(December 30, 2013 at 10:56 pm)bennyboy Wrote: Even in pure science, it's clear that by the time we experience the universe, we've torn it down, filtered it through our own world views, and made a symbolic reassembly. So I don't see a tree for what it "really is." I see a collection of symbols: greenness, length, a collection of angles, etc., and know this collection to be referred to as "tree."
There are definitely some problems, but I do think that we know the Universe outside of the way that we perceive it to some extent with the natural sciences. That knowledge is necessarily counter-intuitive and confusing, since it involves exploring things that we can't perceive and principles that can't be reduced easily to say "what" they are. There's no real comprehension, in the way that you might comprehend physical laws closer to human experience, but we can still know the underlying principles and use them to make accurate predictions of what will happen next.
Quote:That's why a dream tree can be as convincing as a "real" one. It's also why we should always be suspicious of things we take as real just because they seem to be.

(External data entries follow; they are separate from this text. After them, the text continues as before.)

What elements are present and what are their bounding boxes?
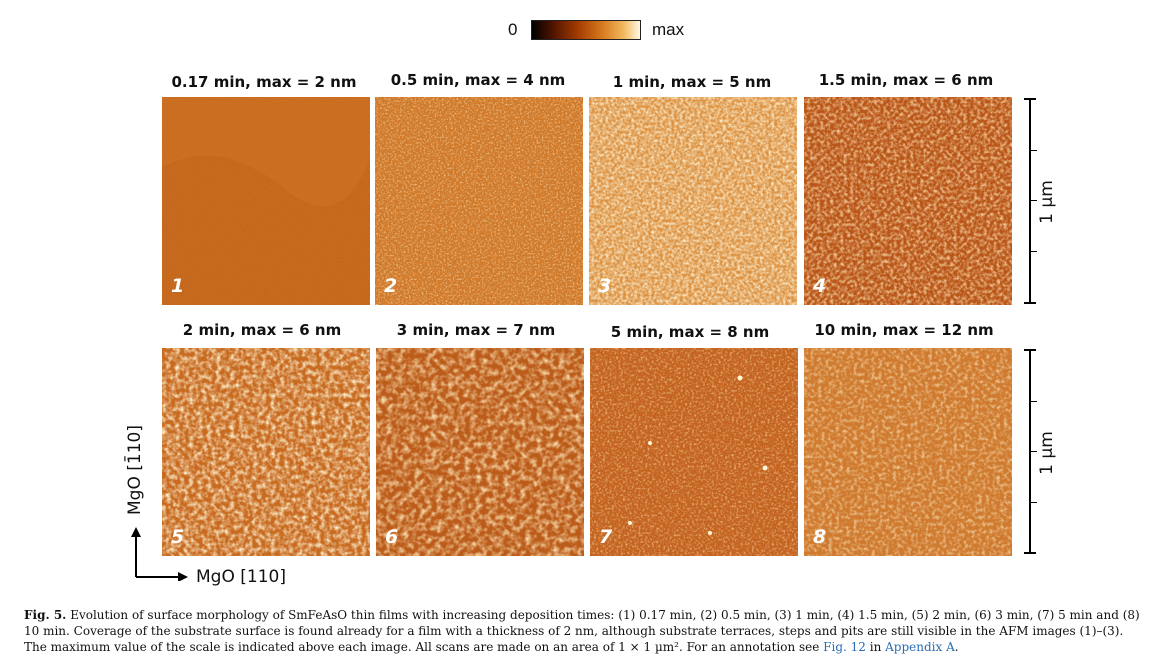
panel-title-6: 3 min, max = 7 nm: [396, 321, 556, 339]
scale-bar-1-cap-bottom: [1024, 302, 1036, 304]
panel-title-1: 0.17 min, max = 2 nm: [171, 73, 357, 91]
panel-number-7: 7: [599, 526, 613, 548]
panel-title-7: 5 min, max = 8 nm: [610, 323, 770, 341]
colorbar: [531, 20, 641, 40]
panel-title-2: 0.5 min, max = 4 nm: [390, 71, 566, 89]
colorbar-max-label: max: [652, 20, 685, 39]
afm-image-7: 7: [590, 348, 798, 556]
caption-text-2: in: [865, 640, 886, 654]
afm-image-8: 8: [804, 348, 1012, 556]
scale-bar-2-tick: [1030, 401, 1037, 402]
figure-caption: Fig. 5. Evolution of surface morphology …: [24, 607, 1144, 655]
panel-number-8: 8: [813, 526, 827, 548]
scale-bar-1-tick: [1030, 150, 1037, 151]
colorbar-min-label: 0: [508, 20, 518, 39]
afm-image-4: 4: [804, 97, 1012, 305]
panel-title-4: 1.5 min, max = 6 nm: [818, 71, 994, 89]
scale-bar-1-label: 1 µm: [1037, 180, 1057, 224]
panel-number-2: 2: [384, 275, 398, 297]
appendix-link[interactable]: Appendix A: [885, 640, 955, 654]
arrow-up-icon: [131, 527, 141, 537]
scale-bar-2-tick: [1030, 451, 1037, 452]
panel-title-3: 1 min, max = 5 nm: [612, 73, 772, 91]
axis-horizontal-label: MgO [110]: [196, 567, 286, 587]
afm-image-3: 3: [589, 97, 797, 305]
afm-image-6: 6: [376, 348, 584, 556]
scale-bar-1: [1029, 99, 1031, 303]
panel-number-4: 4: [813, 275, 827, 297]
caption-text-3: .: [954, 640, 959, 654]
scale-bar-1-tick: [1030, 200, 1037, 201]
scale-bar-1-tick: [1030, 251, 1037, 252]
afm-image-1: 1: [162, 97, 370, 305]
figure-label: Fig. 5.: [24, 608, 67, 622]
caption-text: Evolution of surface morphology of SmFeA…: [24, 608, 1140, 654]
scale-bar-2-tick: [1030, 502, 1037, 503]
axis-arrows: [131, 527, 188, 581]
scale-bar-2-cap-top: [1024, 349, 1036, 351]
panel-number-6: 6: [385, 526, 399, 548]
panel-number-1: 1: [171, 275, 185, 297]
scale-bar-1-cap-top: [1024, 98, 1036, 100]
panel-number-3: 3: [598, 275, 612, 297]
figure-link[interactable]: Fig. 12: [823, 640, 866, 654]
scale-bar-2-label: 1 µm: [1037, 431, 1057, 475]
arrow-right-icon: [178, 572, 188, 581]
afm-image-5: 5: [162, 348, 370, 556]
panel-number-5: 5: [171, 526, 185, 548]
panel-title-5: 2 min, max = 6 nm: [182, 321, 342, 339]
axis-vertical-label: MgO [1̄10]: [125, 425, 145, 515]
panel-title-8: 10 min, max = 12 nm: [814, 321, 994, 339]
afm-image-2: 2: [375, 97, 583, 305]
scale-bar-2-cap-bottom: [1024, 552, 1036, 554]
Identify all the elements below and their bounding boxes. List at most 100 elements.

We are too fallible to reliably make that determination.
I've very seldom had dreams that were even completely convincing at the moment, but I understand that most people do, so I'll go with that. I find some difficulty in assuming that everything is a dream, because for everything to be a dream, everything would have to be composed of a being's thought process (or of some thought process that was the basic nature of reality). It seems illogical that the basic nature of reality would be something that could be other than it is. You can get away with the potential for something to be different when you talk about the physical world (because a lack of precision regarding how things "are" appears to be a logical necessity for the Universe on a very small scale, and that can lead to extremely large-scale phenomena like the Universe if everything works out the right way), but there's nothing that would justify the complexity of a dream being basic.